Question

If ideal diatomic gas follows the process, as shown in graph, where $T$ is temperature in kelvin $(K)$ and $V$ is volume $(m^3)$ , then molar heat capacity for this process will be [in terms of gas constant $R$ ]

A. $\dfrac{7R}{2}$
B. $5R\;$
C. $\dfrac{19R}{6}$
D. $\dfrac{11R}{2}$

Answer 1

To find the molar heat capacity, first we need to find the equation of the process from the graph. From the equation of the process we can find the polytropic index. Based on the polytropic index, we can use the predefined equations to find the molar heat capacity using the specific heat at constant volume, specific heat at constant pressure and the universal gas constant.

Formula Used:
General equation of a process,
$P{{V}^{k}}=constant$
where, $P$ is the pressure, $V$ is the volume and $k$ is the polytropic index.
Molar heat Capacity at constant volume,
${{C}_{v}}=\dfrac{f}{2}R$
where, $C_v$ is the specific heat at constant volume, $f$ is the degree of freedom, $R$ is the Universal gas constant.
Molar heat capacity,
$C={{C}_{v}}+\dfrac{R}{1-k}$
where, $C_v$ is the specific heat at constant volume, $R$ is the universal gas constant, $k$ is the polytropic index.

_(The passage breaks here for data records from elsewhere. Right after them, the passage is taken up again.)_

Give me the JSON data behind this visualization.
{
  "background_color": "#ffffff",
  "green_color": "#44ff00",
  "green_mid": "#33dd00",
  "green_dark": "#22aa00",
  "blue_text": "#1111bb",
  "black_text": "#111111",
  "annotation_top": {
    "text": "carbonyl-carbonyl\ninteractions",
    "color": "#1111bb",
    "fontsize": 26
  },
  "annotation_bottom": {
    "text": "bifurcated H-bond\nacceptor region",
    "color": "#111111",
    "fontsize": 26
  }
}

Complete step by step answer:
Here, we are given a graph of ${{T}^{2}}\to {{V}^{3}}$ and the graph shows a straight line passing through the origin. But we know that the equation of a straight line passing through origin can be written as $y=mx$. Here, we are given $T^2$ on the $y-axis$ and $V^3$ on the $x-axis$. Hence, substituting these values in the equation of the straight line we get,
${{T}^{2}}=m{{V}^{3}}$
Multiplying by ${{V}^{-3}}$ on both sides,
${{T}^{2}}{{V}^{-3}}=m$
Applying square root on both the sides,
$\Rightarrow T{{V}^{\dfrac{-3}{2}}}={{m}^{\dfrac{1}{2}}}$
Now, we know that the slope of a straight line is constant and thus, its square root value will also be constant.
$\Rightarrow T{{V}^{\dfrac{-3}{2}}}=constant$ …… $(1)$

Now, we know the ideal gas equation $PV=nRT$ where, $P$ is the pressure, $V$ is the volume, $n$ is the moles of the gas, $R$ is the universal gas constant, $T$ is the temperature.
$\Rightarrow T=\dfrac{PV}{nR}$
Substituting the above equation in equation $(1)$
$\Rightarrow\dfrac{PV}{nR}\cdot {{V}^{\dfrac{-3}{2}}}=constant$
$\Rightarrow P{{V}^{\dfrac{-1}{2}}}=nR\times constant$
For a particular experiment, the number of moles of gas is constant. Hence, all the terms on the right side of the above equation are constant.
$\Rightarrow P{{V}^{\dfrac{-1}{2}}}=constant$ …… $(2)$

Now, let us compare the above equation with the general equation for a thermodynamic process $P{{V}^{k}}=constant$
From the comparison, we obtain the polytropic index $k=\dfrac{-1}{2}$
Now, here we are given that the gas is diatomic and hence, the degrees of freedom for the gas will be $f=5$
From the degrees of freedom, we can find the specific heat at constant volume using the formula ${{C}_{v}}=\dfrac{f}{2}R$
$\Rightarrow{{C}_{v}}=\dfrac{5}{2}R$ …… $(3)$

Now, we can find the molar heat capacity for a polytropic process using the formula
$C={{C}_{v}}+\dfrac{R}{1-k}$
Substituting the values obtained from the above equations,
$C=\dfrac{5}{2}R+\dfrac{R}{1-\left( \dfrac{-1}{2} \right)}$
$\Rightarrow C=\dfrac{5}{2}R+\dfrac{2R}{3}$
Taking the L.C.M. as $6$ ,
$C=\dfrac{15R}{6}+\dfrac{4R}{6}$
$\therefore C=\dfrac{19R}{6}$

Hence, the correct answer is option C.

Note: Here, to find the polytropic index, we have converted the equation in terms of pressure and volume for simplification. We can directly find the polytropic index from the equation of temperature and volume using the equation $T{{V}^{k-1}}=constant$. Also as the process is polytropic, we have used the mentioned formula for molar heat capacity. If the process was adiabatic, isochoric, isobaric or isothermal, we can use the general formula ${{C}_{p}}-{{C}_{v}}=R$ where $C_p$ is the heat capacity at constant pressure, $C_v$ is the heat capacity at constant volume and $R$ is the Universal gas constant.